Note to all members of Congress up for reelection next month: If you’re about to submit a mortgage application for a purchase or a refinance or already have one pending — and don’t want it denied — don’t get voted out of office. That’s because lenders don’t like lending money to unemployed people, no matter how many assets you have or how high your FICO score is. This intense dislike applies not only to out-of-work politicians, but also jobless bakers and bankers.
If you’re unconvinced, look no farther for confirmation than former Fed Chairman Ben Bernanke and why his mortgage was denied recently. Although no reasons were publicly stated for his loan rejection, mortgage observers noted that Bernanke wasn’t working at the time. Even though he stepped down voluntarily, his non-working status could have certainly sabotaged his loan application.
So that your loan application doesn’t end up like Bernanke’s, don’t commit the following three big loan mistakes either before or during the application process:
1. Don’t quit, lose or change jobs.
A job signals consistency, continuity and predictability to a lender. What lenders don’t like are surprises. Once you leave that safe space and cross the line into unemployment, you’re deemed less reliable and stable.
So, if you have any thoughts about changing jobs, even for a better one, you better sit tight and bite the bullet until you’ve moved into your new home.
If you lose your job before you apply for a loan or lose your job during the loan application process, you will have to show your lender that your situation is extremely temporary. This strategy is at best a longshot, however, because many lenders will simply not excuse a layoff of any kind. Whatever you do, don’t try to hide your current job status from your lender. Concealment could be considered loan fraud.
If you are self-employed, realize upfront that there will be a greater burden on you to show your income stream than there will be on someone working for wages. Moreover, be prepared to document your job income not only by showing tax returns from the last two years, but also bank statements from the past 12 months.
2. Don’t make big credit card purchases.
Unless you can keep your balance under 50 percent of your limit, it’s almost never a good idea to put big purchases on your credit card — and when applying for a mortgage loan you should absolutely never do it.
Lenders closely follow debt-to-income (DTI) formulas, so if a new credit card charge or even a new credit card application upsets that delicate ratio, you will greatly diminish your chance of being approved for a loan.
Winning a loan approval is largely based on your lender’s belief in your ability to repay your loan. Ideally, your lender wants to see that you use credit sparingly and responsibly. To make a large purchase financed by a credit card not only signals a certain recklessness and volatility that lenders abhor, it will throw off your DTI ratios.
Lenders are trained to look for red flags. Untimely, unscheduled and impulsive large purchases, especially when you’re applying for a loan, certainly qualify as such and are likely to ruin your chances of obtaining a loan.
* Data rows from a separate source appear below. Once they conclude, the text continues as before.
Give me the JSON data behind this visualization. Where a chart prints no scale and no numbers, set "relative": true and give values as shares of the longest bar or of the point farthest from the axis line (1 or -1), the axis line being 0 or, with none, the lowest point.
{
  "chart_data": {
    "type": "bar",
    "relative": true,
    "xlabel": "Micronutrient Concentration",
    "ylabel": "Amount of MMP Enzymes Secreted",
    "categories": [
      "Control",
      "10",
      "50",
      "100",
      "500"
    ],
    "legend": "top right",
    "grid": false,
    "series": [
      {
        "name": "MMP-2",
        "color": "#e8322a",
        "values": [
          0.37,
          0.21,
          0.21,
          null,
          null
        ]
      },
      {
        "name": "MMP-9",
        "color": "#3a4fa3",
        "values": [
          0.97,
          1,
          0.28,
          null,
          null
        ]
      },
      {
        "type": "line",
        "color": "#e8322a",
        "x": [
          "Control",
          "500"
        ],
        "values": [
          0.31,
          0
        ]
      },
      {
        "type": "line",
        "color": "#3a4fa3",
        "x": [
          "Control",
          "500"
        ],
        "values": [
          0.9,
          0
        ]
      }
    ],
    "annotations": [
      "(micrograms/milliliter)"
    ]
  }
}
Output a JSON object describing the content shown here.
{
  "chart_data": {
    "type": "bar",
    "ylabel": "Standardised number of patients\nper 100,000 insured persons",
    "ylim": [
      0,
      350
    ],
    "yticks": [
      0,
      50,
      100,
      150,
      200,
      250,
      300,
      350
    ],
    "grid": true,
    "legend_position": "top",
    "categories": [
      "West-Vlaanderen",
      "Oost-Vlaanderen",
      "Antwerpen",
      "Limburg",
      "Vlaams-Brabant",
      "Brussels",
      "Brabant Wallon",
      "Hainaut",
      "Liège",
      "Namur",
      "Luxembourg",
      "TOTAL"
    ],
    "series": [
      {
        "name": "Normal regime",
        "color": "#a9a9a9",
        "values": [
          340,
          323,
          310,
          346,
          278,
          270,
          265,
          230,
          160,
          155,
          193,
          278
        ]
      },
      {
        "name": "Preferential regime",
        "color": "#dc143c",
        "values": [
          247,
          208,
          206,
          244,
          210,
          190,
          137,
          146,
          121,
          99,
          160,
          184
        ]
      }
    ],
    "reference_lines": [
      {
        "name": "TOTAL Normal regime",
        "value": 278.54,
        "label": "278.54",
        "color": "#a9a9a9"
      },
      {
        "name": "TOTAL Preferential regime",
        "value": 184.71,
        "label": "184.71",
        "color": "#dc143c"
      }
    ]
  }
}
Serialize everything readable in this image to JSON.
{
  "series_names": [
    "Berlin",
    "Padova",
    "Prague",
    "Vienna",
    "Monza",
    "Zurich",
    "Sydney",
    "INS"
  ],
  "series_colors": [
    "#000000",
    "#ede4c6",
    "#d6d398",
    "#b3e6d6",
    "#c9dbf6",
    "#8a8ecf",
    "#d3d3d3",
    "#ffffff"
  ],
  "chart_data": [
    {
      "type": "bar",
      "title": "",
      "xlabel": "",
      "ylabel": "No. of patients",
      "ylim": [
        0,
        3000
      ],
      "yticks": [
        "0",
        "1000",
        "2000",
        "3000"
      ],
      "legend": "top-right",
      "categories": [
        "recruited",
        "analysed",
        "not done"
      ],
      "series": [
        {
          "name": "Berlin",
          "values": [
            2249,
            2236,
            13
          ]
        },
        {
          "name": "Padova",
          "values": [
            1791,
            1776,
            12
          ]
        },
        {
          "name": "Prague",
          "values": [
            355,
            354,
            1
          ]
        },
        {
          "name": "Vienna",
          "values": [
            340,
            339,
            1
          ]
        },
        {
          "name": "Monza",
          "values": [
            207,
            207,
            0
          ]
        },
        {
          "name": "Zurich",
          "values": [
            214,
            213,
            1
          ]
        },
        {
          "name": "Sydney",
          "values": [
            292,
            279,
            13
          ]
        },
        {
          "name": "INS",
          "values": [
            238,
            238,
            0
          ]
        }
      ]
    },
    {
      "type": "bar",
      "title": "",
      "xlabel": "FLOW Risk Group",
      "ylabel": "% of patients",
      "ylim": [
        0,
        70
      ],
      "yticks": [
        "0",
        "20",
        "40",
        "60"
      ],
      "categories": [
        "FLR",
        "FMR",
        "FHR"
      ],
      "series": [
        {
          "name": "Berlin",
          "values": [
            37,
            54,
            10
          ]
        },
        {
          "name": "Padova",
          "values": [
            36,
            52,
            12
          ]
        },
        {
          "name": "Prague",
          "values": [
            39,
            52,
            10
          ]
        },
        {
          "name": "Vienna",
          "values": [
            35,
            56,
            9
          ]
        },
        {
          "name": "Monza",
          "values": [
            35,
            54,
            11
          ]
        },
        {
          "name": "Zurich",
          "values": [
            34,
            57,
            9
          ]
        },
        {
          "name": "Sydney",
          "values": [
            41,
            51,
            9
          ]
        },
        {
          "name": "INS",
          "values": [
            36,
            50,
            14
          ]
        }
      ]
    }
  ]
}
3. Don’t count retirement income as income if you only tap it sporadically.
You don’t get to count money stashed away in an IRA because lenders rarely count it. Even if you have a quarter of a million dollars in your retirement account and high FICOs, you can’t tell your lender you’ll randomly tap your account in retirement to help pay your mortgage. If you’re retired, your income from Social Security, pensions, rental income and other validated sources will have to be enough to qualify you for a mortgage.
Again, lenders don’t like “sporadic,” they like steady. For your IRA account to count as income, you would likely have to show verification of regular receipt of drawdown income for two months and verification that the payments will continue for three years.
In other words, even though you could have an excellent credit history and a respectable nest egg tucked away in your IRA or 401(k), you can’t simply tap those accounts, whenever you prefer, to make up for any mortgage shortfall.
Don’t beat up your lender for instituting this tight lending standard. Fannie Mae, which buys the mortgages that lenders make, insists that lenders look for “regular and continued receipt” of income from retirement funds and to assess whether “the income is expected to continue for at least three years.”
Lenders sometimes are able to expand their guidelines governing retirement accounts. Freddie Mac, another agency that buys loans from lenders, allow lenders to annuitize applicants’ retirement fund assets, converting untapped IRA and 401(k) wealth into “income” that helps them qualify for a mortgage.
Don’t think you’re a bad person because your loan was denied
Loan applications get denied all the time for all kinds of reasons. Your application could have been incomplete, the appraisal for the home you want to purchase might have come in too low, there could be a mistake on your credit report.
Whatever the reason, your lender will have tell you why your mortgage was denied. Under the Fair Credit Reporting Act (FCRA), if your loan is declined, lenders are required to provide clear reasons for rejecting your loan application.
That said, don’t make it easy for them. Don’t make any sudden or rash decisions regarding your job or credit and don’t expect to make any intermittent drawdowns of your retirement funds.
When applying for a home loan or refinance, remember to value consistency above all else.
Lastly, if you are up for reelection next month, good luck!